CFS-245 Integral Least Squares [149KB PDF]
This document predates Precise Signal Component and was not given a CFS number at the time. In reviewing material related to Precise Signal Component I find that it gives a very good development of the method of complex least squares, which is used in Precise Signal Component and rarely (if ever) found in the general literature. It also gets usefully into some areas of orthogonal and nearly orthogonal functions as I was thinking of them at that time. This line of thought led directly to Precise Signal Component. There is a brief excursion into power-related frequency functions which I was exploring at the time and which is not relevant to Precise Signal Component, but I have decided to leave the document as it was and assign it a current CFS number.
CFS-246 Least Squares Residuals [116KB PDF]

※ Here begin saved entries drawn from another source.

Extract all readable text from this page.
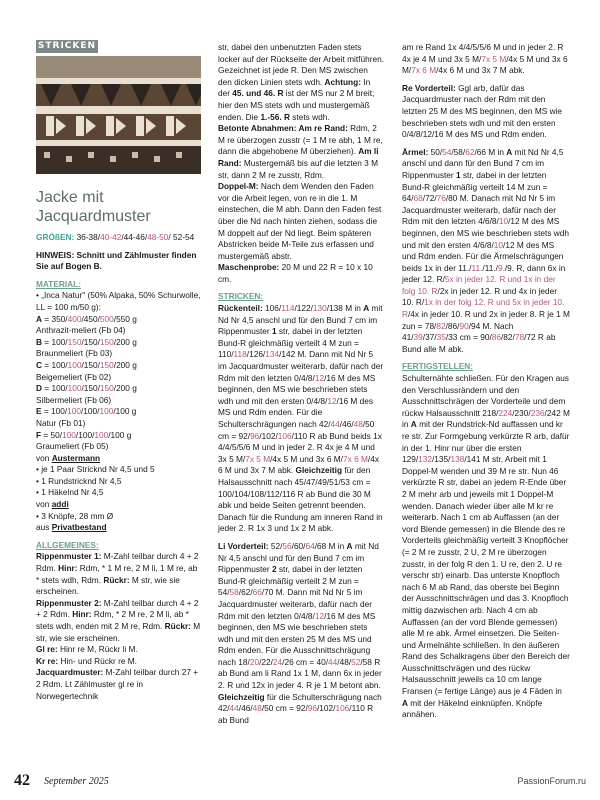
STRICKEN
Jacke mit Jacquardmuster
GRÖßEN: 36-38/40-42/44-46/48-50/ 52-54
HINWEIS: Schnitt und Zählmuster finden Sie auf Bogen B.
MATERIAL:
• „Inca Natur" (50% Alpaka, 50% Schurwolle, LL = 100 m/50 g):
A = 350/400/450/500/550 g
Anthrazit-meliert (Fb 04)
B = 100/150/150/150/200 g
Braunmeliert (Fb 03)
C = 100/100/150/150/200 g
Beigemeliert (Fb 02)
D = 100/100/150/150/200 g
Silbermeliert (Fb 06)
E = 100/100/100/100/100 g
Natur (Fb 01)
F = 50/100/100/100/100 g
Graumeliert (Fb 05)
von Austermann
• je 1 Paar Stricknd Nr 4,5 und 5
• 1 Rundstricknd Nr 4,5
• 1 Häkelnd Nr 4,5
von addi
• 3 Knöpfe, 28 mm Ø
aus Privatbestand
ALLGEMEINES:
Rippenmuster 1: M-Zahl teilbar durch 4 + 2 Rdm. Hinr: Rdm, * 1 M re, 2 M li, 1 M re, ab * stets wdh, Rdm. Rückr: M str, wie sie erscheinen.
Rippenmuster 2: M-Zahl teilbar durch 4 + 2 + 2 Rdm. Hinr: Rdm, * 2 M re, 2 M li, ab * stets wdh, enden mit 2 M re, Rdm. Rückr: M str, wie sie erscheinen.
Gl re: Hinr re M, Rückr li M.
Kr re: Hin- und Rückr re M.
Jacquardmuster: M-Zahl teilbar durch 27 + 2 Rdm. Lt Zählmuster gl re in Norwegertechnik
str, dabei den unbenutzten Faden stets locker auf der Rückseite der Arbeit mitführen. Gezeichnet ist jede R. Den MS zwischen den dicken Linien stets wdh. Achtung: In der 45. und 46. R ist der MS nur 2 M breit; hier den MS stets wdh und mustergemäß enden. Die 1.-56. R stets wdh.
Betonte Abnahmen: Am re Rand: Rdm, 2 M re überzogen zusstr (= 1 M re abh, 1 M re, dann die abgehobene M überziehen). Am li Rand: Mustergemäß bis auf die letzten 3 M str, dann 2 M re zusstr, Rdm.
Doppel-M: Nach dem Wenden den Faden vor die Arbeit legen, von re in die 1. M einstechen, die M abh. Dann den Faden fest über die Nd nach hinten ziehen, sodass die M doppelt auf der Nd liegt. Beim späteren Abstricken beide M-Teile zus erfassen und mustergemäß abstr.
Maschenprobe: 20 M und 22 R = 10 x 10 cm.
STRICKEN:
Rückenteil: 106/114/122/130/138 M in A mit Nd Nr 4,5 anschl und für den Bund 7 cm im Rippenmuster 1 str, dabei in der letzten Bund-R gleichmäßig verteilt 4 M zun = 110/118/126/134/142 M. Dann mit Nd Nr 5 im Jacquardmuster weiterarb, dafür nach der Rdm mit den letzten 0/4/8/12/16 M des MS beginnen, den MS wie beschrieben stets wdh und mit den ersten 0/4/8/12/16 M des MS und Rdm enden. Für die Schulterschrägungen nach 42/44/46/48/50 cm = 92/96/102/106/110 R ab Bund beids 1x 4/4/5/5/6 M und in jeder 2. R 4x je 4 M und 3x 5 M/7x 5 M/4x 5 M und 3x 6 M/7x 6 M/4x 6 M und 3x 7 M abk. Gleichzeitig für den Halsausschnitt nach 45/47/49/51/53 cm = 100/104/108/112/116 R ab Bund die 30 M abk und beide Seiten getrennt beenden. Danach für die Rundung am inneren Rand in jeder 2. R 1x 3 und 1x 2 M abk.
Li Vorderteil: 52/56/60/64/68 M in A mit Nd Nr 4,5 anschl und für den Bund 7 cm im Rippenmuster 2 str, dabei in der letzten Bund-R gleichmäßig verteilt 2 M zun = 54/58/62/66/70 M. Dann mit Nd Nr 5 im Jacquardmuster weiterarb, dafür nach der Rdm mit den letzten 0/4/8/12/16 M des MS beginnen, den MS wie beschrieben stets wdh und mit den ersten 25 M des MS und Rdm enden. Für die Ausschnittschrägung nach 18/20/22/24/26 cm = 40/44/48/52/58 R ab Bund am li Rand 1x 1 M, dann 6x in jeder 2. R und 12x in jeder 4. R je 1 M betont abn. Gleichzeitig für die Schulterschrägung nach 42/44/46/48/50 cm = 92/96/102/106/110 R ab Bund
am re Rand 1x 4/4/5/5/6 M und in jeder 2. R 4x je 4 M und 3x 5 M/7x 5 M/4x 5 M und 3x 6 M/7x 6 M/4x 6 M und 3x 7 M abk.
Re Vorderteil: Ggl arb, dafür das Jacquardmuster nach der Rdm mit den letzten 25 M des MS beginnen, den MS wie beschrieben stets wdh und mit den ersten 0/4/8/12/16 M des MS und Rdm enden.
Ärmel: 50/54/58/62/66 M in A mit Nd Nr 4,5 anschl und dann für den Bund 7 cm im Rippenmuster 1 str, dabei in der letzten Bund-R gleichmäßig verteilt 14 M zun = 64/68/72/76/80 M. Danach mit Nd Nr 5 im Jacquardmuster weiterarb, dafür nach der Rdm mit den letzten 4/6/8/10/12 M des MS beginnen, den MS wie beschrieben stets wdh und mit den ersten 4/6/8/10/12 M des MS und Rdm enden. Für die Ärmelschrägungen beids 1x in der 11./11./11./9./9. R, dann 6x in jeder 12. R/5x in jeder 12. R und 1x in der folg 10. R/2x in jeder 12. R und 4x in jeder 10. R/1x in der folg 12. R und 5x in jeder 10. R/4x in jeder 10. R und 2x in jeder 8. R je 1 M zun = 78/82/86/90/94 M. Nach 41/39/37/35/33 cm = 90/86/82/78/72 R ab Bund alle M abk.
FERTIGSTELLEN:
Schulternähte schließen. Für den Kragen aus den Verschlussrändern und den Ausschnittschrägen der Vorderteile und dem rückw Halsausschnitt 218/224/230/236/242 M in A mit der Rundstrick-Nd auffassen und kr re str. Zur Formgebung verkürzte R arb, dafür in der 1. Hinr nur über die ersten 129/132/135/138/141 M str, Arbeit mit 1 Doppel-M wenden und 39 M re str. Nun 46 verkürzte R str, dabei an jedem R-Ende über 2 M mehr arb und jeweils mit 1 Doppel-M wenden. Danach wieder über alle M kr re weiterarb. Nach 1 cm ab Auffassen (an der vord Blende gemessen) in die Blende des re Vorderteils gleichmäßig verteilt 3 Knopflöcher (= 2 M re zusstr, 2 U, 2 M re überzogen zusstr, in der folg R den 1. U re, den 2. U re verschr str) einarb. Das unterste Knopfloch nach 6 M ab Rand, das oberste bei Beginn der Ausschnittschrägen und das 3. Knopfloch mittig dazwischen arb. Nach 4 cm ab Auffassen (an der vord Blende gemessen) alle M re abk. Ärmel einsetzen. Die Seiten- und Ärmelnähte schließen. In den äußeren Rand des Schalkragens über den Bereich der Ausschnittschrägen und des rückw Halsausschnitt jeweils ca 10 cm lange Fransen (= fertige Länge) aus je 4 Fäden in A mit der Häkelnd einknüpfen. Knöpfe annähen.
42 September 2025	PassionForum.ru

This document derives the details of forming the least squares matrix and extracting the residual sum of squares from the least squares matrix equation. In particular, it includes weighting factors in the development, an element that is usually missing in standard derivations. It was prepared in the process of developing the computer code for Precise Signal Component. It was not given a CFS number at that time, so it has been assigned a current CFS number for release.
CFS-224 Displaced Frequency FFTs.pdf [109KB PDF]
The Precise Signal Component method as described in USP 6,751,564 is as powerful a method as that patent implies, but I did find it to have one area of weakness in precision (the only such weakness of which I am aware). This document describes a method for completely eliminating that weakness. I believe this method would have been patentable in its own right, but I offer it here as a public domain addition to the Precise Signal Component method. I intend this to serve as an example of the "obvious" improvements that will arise as Precise Signal Component becomes more familiar and normal science and engineering methods are applied to it. This method depends upon quite venerable technology and certainly will be "obvious" to practitioners in the field once it has been explained. As to whether it would have been obvious given just a statement of the weakness to be addressed, I feel that it should have been, but my own experience was that it was not. It required exploration of a number of blind alleys spread over two years before the concepts aligned in my mind in a way that made it obvious to use an extremely low frequency carrier wave.
Download USP 6,751,564 [1.3MB PDF]
This is the complete patent as released by the USPTO, with a final page of comments and corrections added.